Some days, then, when I say I feel like a dip in the pool, I really do feel like a dip in the pool. The first (and only) time my wife and I swam at night, she said, "This is a scene from every slasher movie ever." It seemed so decadent--swimming under the stars in our own wooded backyard--that we half-deserved to be filleted by Freddy Krueger.
And then there are the manifold physical horrors: the Centers for Disease Control and Prevention warns of RWIs (recreational water illnesses), which sounds like an airport code but is actually a euphemism for diarrhea from swallowed pool water. Insurance companies will no longer insure diving boards because of spinal injuries. Our pool came with no fewer than two dozen warning stickers to affix in and around it, so you feel as though you're swimming in a carton of Marlboros.

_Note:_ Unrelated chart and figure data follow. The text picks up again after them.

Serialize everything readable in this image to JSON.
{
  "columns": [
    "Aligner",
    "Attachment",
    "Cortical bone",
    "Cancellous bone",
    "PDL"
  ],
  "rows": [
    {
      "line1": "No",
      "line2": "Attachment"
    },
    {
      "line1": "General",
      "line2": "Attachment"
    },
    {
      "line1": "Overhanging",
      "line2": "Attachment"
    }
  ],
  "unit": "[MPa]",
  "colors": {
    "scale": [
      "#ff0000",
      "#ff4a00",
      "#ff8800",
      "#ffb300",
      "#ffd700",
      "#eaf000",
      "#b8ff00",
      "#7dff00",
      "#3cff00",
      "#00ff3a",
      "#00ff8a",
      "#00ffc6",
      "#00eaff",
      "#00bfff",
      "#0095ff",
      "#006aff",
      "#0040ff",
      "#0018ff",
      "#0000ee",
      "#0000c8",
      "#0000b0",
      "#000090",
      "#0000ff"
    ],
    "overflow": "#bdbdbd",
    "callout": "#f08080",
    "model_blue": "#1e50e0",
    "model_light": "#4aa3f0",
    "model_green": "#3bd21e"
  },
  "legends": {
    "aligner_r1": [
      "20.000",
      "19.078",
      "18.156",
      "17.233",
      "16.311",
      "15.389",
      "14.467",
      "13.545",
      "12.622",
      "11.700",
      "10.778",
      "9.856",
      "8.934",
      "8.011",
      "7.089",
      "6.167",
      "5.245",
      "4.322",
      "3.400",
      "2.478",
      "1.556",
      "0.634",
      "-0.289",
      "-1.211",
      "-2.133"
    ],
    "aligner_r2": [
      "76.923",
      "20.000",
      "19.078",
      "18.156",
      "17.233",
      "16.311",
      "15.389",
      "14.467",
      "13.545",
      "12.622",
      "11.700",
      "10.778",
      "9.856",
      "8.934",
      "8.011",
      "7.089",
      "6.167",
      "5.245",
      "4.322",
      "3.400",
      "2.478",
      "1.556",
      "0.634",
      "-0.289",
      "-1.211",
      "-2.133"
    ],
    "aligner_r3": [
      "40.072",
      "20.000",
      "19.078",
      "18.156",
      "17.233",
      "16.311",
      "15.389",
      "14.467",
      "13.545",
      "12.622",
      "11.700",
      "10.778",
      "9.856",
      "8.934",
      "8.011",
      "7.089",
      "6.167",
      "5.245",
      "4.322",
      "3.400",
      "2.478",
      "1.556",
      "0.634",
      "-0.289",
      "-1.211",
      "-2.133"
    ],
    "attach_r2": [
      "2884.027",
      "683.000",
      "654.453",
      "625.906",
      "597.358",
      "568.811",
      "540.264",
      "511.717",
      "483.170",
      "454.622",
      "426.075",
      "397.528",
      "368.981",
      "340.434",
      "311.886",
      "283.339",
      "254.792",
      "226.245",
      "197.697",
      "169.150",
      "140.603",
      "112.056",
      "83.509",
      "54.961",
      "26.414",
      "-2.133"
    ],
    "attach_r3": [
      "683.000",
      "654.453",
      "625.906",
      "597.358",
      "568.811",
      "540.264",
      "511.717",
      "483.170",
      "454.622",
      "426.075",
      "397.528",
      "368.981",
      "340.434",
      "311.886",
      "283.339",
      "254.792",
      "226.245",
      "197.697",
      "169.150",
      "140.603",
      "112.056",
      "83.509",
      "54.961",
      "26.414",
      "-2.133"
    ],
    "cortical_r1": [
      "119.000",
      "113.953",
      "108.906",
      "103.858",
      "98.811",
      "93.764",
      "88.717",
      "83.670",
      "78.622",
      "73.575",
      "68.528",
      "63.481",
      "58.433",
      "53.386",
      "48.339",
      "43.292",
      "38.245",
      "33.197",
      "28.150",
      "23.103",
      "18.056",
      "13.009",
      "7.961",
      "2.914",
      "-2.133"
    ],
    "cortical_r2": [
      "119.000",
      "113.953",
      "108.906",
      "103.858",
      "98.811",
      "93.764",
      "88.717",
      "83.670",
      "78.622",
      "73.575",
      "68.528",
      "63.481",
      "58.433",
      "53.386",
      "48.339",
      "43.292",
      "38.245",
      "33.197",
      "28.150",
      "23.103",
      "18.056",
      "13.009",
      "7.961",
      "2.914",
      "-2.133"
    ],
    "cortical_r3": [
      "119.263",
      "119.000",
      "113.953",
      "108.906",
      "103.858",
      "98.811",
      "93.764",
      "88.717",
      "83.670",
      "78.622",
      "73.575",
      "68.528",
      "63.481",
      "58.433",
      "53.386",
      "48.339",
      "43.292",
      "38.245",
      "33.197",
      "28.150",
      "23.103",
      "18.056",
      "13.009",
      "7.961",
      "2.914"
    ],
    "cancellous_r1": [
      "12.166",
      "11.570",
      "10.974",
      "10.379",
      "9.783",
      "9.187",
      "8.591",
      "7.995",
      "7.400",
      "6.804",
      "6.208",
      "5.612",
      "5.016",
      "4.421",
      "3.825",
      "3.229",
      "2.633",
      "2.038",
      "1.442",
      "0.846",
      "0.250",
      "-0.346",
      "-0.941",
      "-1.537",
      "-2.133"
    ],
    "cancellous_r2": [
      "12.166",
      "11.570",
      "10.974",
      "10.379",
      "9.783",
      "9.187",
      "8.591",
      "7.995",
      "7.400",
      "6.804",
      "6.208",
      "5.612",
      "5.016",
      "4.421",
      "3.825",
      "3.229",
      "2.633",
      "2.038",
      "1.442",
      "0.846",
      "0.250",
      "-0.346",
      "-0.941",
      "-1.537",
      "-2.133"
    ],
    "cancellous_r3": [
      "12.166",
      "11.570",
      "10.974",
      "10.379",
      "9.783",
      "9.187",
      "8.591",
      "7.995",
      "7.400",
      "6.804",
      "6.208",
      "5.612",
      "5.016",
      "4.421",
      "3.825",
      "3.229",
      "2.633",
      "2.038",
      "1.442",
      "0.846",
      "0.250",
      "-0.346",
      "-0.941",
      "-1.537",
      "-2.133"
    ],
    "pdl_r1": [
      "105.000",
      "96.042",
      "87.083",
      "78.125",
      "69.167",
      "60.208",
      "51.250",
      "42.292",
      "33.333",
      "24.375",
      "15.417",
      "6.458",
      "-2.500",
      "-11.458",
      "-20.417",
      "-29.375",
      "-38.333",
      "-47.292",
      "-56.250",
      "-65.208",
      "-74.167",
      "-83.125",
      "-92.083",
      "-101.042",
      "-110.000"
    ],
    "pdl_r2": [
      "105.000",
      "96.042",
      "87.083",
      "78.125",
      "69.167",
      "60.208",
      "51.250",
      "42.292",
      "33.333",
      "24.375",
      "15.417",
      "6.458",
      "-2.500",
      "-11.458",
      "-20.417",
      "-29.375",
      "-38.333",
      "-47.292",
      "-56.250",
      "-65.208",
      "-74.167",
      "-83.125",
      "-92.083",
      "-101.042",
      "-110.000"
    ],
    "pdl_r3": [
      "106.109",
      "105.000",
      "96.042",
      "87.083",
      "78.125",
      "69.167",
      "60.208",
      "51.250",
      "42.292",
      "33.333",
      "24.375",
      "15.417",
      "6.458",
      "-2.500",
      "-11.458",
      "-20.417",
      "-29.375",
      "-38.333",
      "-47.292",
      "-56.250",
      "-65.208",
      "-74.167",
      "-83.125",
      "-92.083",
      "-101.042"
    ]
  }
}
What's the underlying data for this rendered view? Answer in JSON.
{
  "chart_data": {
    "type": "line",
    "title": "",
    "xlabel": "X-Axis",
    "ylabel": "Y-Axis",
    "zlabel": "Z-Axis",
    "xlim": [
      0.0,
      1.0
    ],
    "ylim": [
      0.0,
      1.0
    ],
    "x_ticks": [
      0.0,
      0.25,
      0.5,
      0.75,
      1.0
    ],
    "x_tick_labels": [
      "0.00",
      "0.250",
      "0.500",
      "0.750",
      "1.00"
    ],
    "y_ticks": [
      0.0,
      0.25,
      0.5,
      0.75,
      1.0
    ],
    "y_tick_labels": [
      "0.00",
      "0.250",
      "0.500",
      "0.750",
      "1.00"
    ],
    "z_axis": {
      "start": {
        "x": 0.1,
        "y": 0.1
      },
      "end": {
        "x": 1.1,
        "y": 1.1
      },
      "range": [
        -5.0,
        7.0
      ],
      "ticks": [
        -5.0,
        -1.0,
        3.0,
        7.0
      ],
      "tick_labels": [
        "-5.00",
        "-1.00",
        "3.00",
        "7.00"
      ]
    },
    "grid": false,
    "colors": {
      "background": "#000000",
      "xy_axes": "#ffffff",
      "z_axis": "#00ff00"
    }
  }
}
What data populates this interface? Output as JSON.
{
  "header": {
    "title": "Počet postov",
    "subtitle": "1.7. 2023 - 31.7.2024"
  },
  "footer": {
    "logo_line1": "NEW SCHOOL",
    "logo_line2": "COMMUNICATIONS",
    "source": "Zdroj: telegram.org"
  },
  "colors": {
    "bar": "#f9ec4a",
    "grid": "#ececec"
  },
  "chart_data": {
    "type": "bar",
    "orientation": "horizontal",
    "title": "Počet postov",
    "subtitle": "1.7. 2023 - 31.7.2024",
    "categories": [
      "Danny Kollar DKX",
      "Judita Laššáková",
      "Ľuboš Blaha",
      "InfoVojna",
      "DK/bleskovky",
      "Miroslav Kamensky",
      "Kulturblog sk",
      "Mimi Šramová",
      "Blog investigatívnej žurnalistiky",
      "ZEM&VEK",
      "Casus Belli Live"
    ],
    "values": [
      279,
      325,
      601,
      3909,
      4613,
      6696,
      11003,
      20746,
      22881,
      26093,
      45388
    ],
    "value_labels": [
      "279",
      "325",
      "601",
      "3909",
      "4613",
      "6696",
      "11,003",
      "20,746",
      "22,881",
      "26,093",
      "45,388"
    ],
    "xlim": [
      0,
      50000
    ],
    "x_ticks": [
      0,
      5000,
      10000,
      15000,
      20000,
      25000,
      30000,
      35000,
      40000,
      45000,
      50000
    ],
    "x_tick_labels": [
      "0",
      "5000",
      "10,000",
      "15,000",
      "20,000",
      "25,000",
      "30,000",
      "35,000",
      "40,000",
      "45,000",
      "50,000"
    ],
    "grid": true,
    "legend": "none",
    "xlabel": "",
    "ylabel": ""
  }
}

The warnings are not frivolous either. Drowning is the second leading cause of death for children under 5. I have two toddlers. Mix these facts, and you get instant anxiety. Just add water.
And I do. I add water, chlorine, algicide. Still, the pool seldom has a proper pH: sometimes too much chlorine, sometimes none at all. There are days when I think of my pool as a malign presence that may or may not be full of chemicals, like having Barry Bonds in the backyard.
But as the dog days approach--and little feet are slap-slapping on the concrete and young voices are calling "Marco" and "Polo"--I increasingly love that pool and don't care who knows it. Most people, like most pools, have a deep end and a shallow one. I'm going to enjoy my shallow end for a while.